Her name sets off a bout of furious, tight pacing, and he scrubs angrily at his eyes. When he slows, I stand, sling an arm around his broad shoulders, and guide him back toward the Pern.
“Come, my lad,” I say softly. “Let us say our goodbyes, properly, and then get a drink into you. And tomorrow . . . tomorrow, we shall leave for tomorrow.”
When we return to the inn, we join the rest of our family in the corner booth. Pip is staring, wide-eyed and stiff with surprised horror, at a ghost that is floating in the middle of the room, corralling delighted children.
“That’s Mandikin,” Bevel says, when I shoot him a questioning glance. “She’s Gwillfifeshire’s childminder. Pip’s never seen a ghost before.”
“No,” I agree. “I don’t believe they have ghosts in the Writer’s world.”
“Shame,” Kintyre says. “They’re a good way to gain closure. Look.”

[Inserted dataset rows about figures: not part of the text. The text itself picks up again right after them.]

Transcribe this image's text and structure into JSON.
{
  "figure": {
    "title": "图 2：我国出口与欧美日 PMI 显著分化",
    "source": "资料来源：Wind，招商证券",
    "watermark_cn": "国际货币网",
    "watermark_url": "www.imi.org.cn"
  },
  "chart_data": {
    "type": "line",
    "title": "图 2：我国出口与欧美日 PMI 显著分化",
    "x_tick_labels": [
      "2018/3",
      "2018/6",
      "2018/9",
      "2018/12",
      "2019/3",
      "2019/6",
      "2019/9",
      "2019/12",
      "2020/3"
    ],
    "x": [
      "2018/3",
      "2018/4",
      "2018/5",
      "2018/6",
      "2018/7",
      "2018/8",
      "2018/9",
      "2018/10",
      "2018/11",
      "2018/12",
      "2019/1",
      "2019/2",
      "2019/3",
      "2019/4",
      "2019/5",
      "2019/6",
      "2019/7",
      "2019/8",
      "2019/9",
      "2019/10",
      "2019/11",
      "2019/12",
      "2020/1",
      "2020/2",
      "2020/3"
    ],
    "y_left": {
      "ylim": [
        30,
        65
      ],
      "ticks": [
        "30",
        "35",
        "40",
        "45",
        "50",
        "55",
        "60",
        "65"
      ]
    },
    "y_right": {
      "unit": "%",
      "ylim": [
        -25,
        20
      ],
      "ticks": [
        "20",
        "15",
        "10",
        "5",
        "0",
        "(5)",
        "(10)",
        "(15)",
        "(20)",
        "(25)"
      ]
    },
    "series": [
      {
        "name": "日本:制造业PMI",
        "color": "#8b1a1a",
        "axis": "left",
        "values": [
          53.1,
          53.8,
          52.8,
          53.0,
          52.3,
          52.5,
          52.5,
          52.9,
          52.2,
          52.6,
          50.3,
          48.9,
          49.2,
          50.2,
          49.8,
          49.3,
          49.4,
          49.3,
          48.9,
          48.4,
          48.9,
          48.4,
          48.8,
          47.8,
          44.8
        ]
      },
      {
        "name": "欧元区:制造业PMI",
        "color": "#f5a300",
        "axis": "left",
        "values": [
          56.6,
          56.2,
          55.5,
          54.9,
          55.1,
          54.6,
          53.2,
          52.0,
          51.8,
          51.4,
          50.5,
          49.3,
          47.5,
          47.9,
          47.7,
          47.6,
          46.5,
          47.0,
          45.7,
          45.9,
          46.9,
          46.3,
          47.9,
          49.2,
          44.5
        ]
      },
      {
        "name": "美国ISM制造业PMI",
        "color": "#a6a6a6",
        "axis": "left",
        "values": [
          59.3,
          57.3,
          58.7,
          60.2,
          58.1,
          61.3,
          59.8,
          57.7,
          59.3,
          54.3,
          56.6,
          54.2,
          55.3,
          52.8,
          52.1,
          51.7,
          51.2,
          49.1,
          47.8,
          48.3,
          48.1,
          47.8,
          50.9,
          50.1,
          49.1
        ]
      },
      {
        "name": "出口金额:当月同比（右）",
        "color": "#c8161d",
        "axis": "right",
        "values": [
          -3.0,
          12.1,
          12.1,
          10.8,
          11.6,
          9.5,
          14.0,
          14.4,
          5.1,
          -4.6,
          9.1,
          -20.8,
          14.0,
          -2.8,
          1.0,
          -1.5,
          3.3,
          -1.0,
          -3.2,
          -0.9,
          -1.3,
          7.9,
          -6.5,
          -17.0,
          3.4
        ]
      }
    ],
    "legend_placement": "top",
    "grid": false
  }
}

And there, behind Mandikin, is a new ghost. She is so freshly dead that there is still color in her cheeks, in her corn-silk hair and pretty pink lips. The hems of her pearlescent dress and sleeves are so barely transparent that, if I didn’t know better, I would have assumed that Lanaea was still alive.
Stories
Solinde is a Deal-Maker Spirit who prefers the sea, the shadow’s hearth, the cool of night. She loves water and waves, and was imprisoned inland for so long that she grew parched for wonder and water alike. A fury boils in her like thunder, like a gale, like a hurricane, and it has been howling for release since the day she was tricked into Dealing away her own magic and freedom. She has walked the world, leaving ruin and tears in her wake, like a tidal wave of wrath. She has extinguished whole realms with her fury.